The observation was an important step in determining whether he was able to understand court proceedings, and if he was able to instruct his advocate.
The State indicated previously it would oppose such an application.
“They must put up compelling reasons. We have indicated as the State that we are prepared, however, to reconsider our position should there be such reasons,” Ntabazalila said.
If Hlophe agreed, the application would then be heard in court.
Ntabazalila refused to be drawn into what the next step would be if Mngeni was declared unfit to stand trial.
“We cannot speculate. As it stands now, his last medical report indicated he was fit.”
A possible third co-accused is Anni's husband, British businessman Shrien Dewani.

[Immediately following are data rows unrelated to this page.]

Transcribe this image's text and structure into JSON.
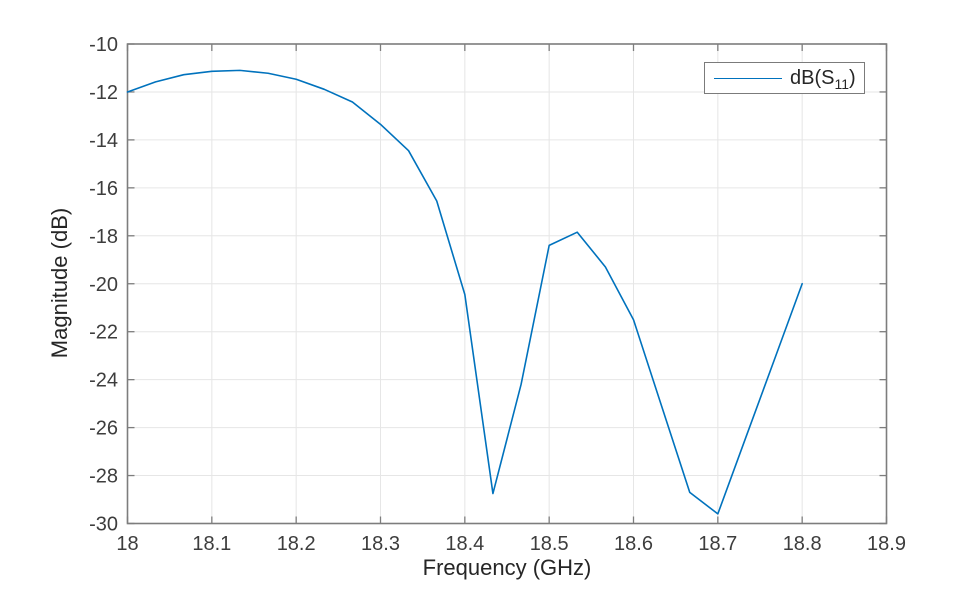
{
  "figure": {
    "background": "#ffffff",
    "legend": {
      "prefix": "dB(S",
      "sub": "11",
      "suffix": ")"
    }
  },
  "chart_data": {
    "type": "line",
    "title": "",
    "xlabel": "Frequency (GHz)",
    "ylabel": "Magnitude (dB)",
    "xlim": [
      18,
      18.9
    ],
    "ylim": [
      -30,
      -10
    ],
    "x_ticks": [
      18,
      18.1,
      18.2,
      18.3,
      18.4,
      18.5,
      18.6,
      18.7,
      18.8,
      18.9
    ],
    "x_tick_labels": [
      "18",
      "18.1",
      "18.2",
      "18.3",
      "18.4",
      "18.5",
      "18.6",
      "18.7",
      "18.8",
      "18.9"
    ],
    "y_ticks": [
      -30,
      -28,
      -26,
      -24,
      -22,
      -20,
      -18,
      -16,
      -14,
      -12,
      -10
    ],
    "y_tick_labels": [
      "-30",
      "-28",
      "-26",
      "-24",
      "-22",
      "-20",
      "-18",
      "-16",
      "-14",
      "-12",
      "-10"
    ],
    "grid": true,
    "legend_position": "top-right",
    "axis_color": "#7d7d7d",
    "grid_color": "#e6e6e6",
    "tick_label_color": "#3d3d3d",
    "series": [
      {
        "name": "dB(S11)",
        "color": "#0072BD",
        "x": [
          18.0,
          18.0333,
          18.0667,
          18.1,
          18.1333,
          18.1667,
          18.2,
          18.2333,
          18.2667,
          18.3,
          18.3333,
          18.3667,
          18.4,
          18.4333,
          18.4667,
          18.5,
          18.5333,
          18.5667,
          18.6,
          18.6333,
          18.6667,
          18.7,
          18.7333,
          18.7667,
          18.8
        ],
        "y": [
          -12.0,
          -11.58,
          -11.28,
          -11.14,
          -11.1,
          -11.22,
          -11.47,
          -11.89,
          -12.42,
          -13.35,
          -14.45,
          -16.55,
          -20.45,
          -28.75,
          -24.2,
          -18.4,
          -17.85,
          -19.3,
          -21.5,
          -25.1,
          -28.7,
          -29.6,
          -26.4,
          -23.2,
          -20.0
        ]
      }
    ]
  }
}
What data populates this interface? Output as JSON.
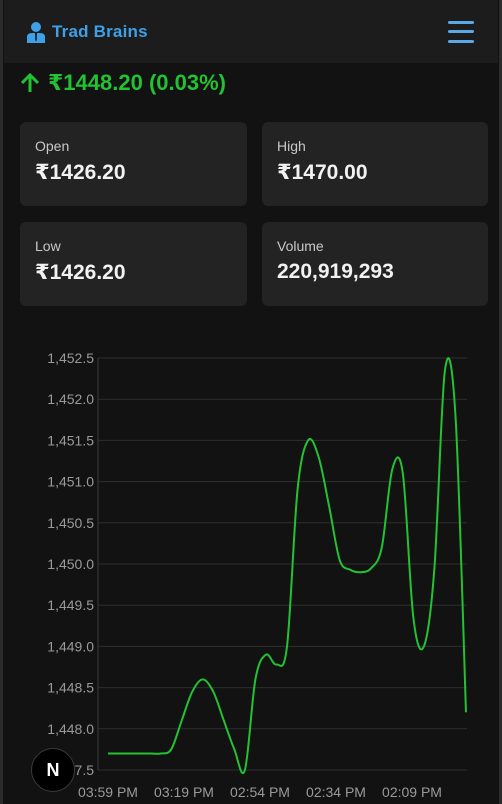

The State said on Friday it would only add him as an accused once he was mentally fit. The trial was set down for July 30.
Anni, 28, was shot dead in an apparent car hijacking while she and her husband were on honeymoon in Cape Town in November 2010.
An order for Dewani's extradition was signed by the UK secretary of state in September 2011, but Britain's High Court temporarily halted the extradition on mental health grounds, saying it would be “unjust and oppressive”.
Dewani is being treated in a mental health hospital in his hometown of Bristol, western England. He would be extradited to South Africa as soon as he was fit.
Mngeni and Qwabe face charges of kidnapping, robbery with aggravating circumstances, murder, and two counts relating to the illegal possession of a firearm and ammunition.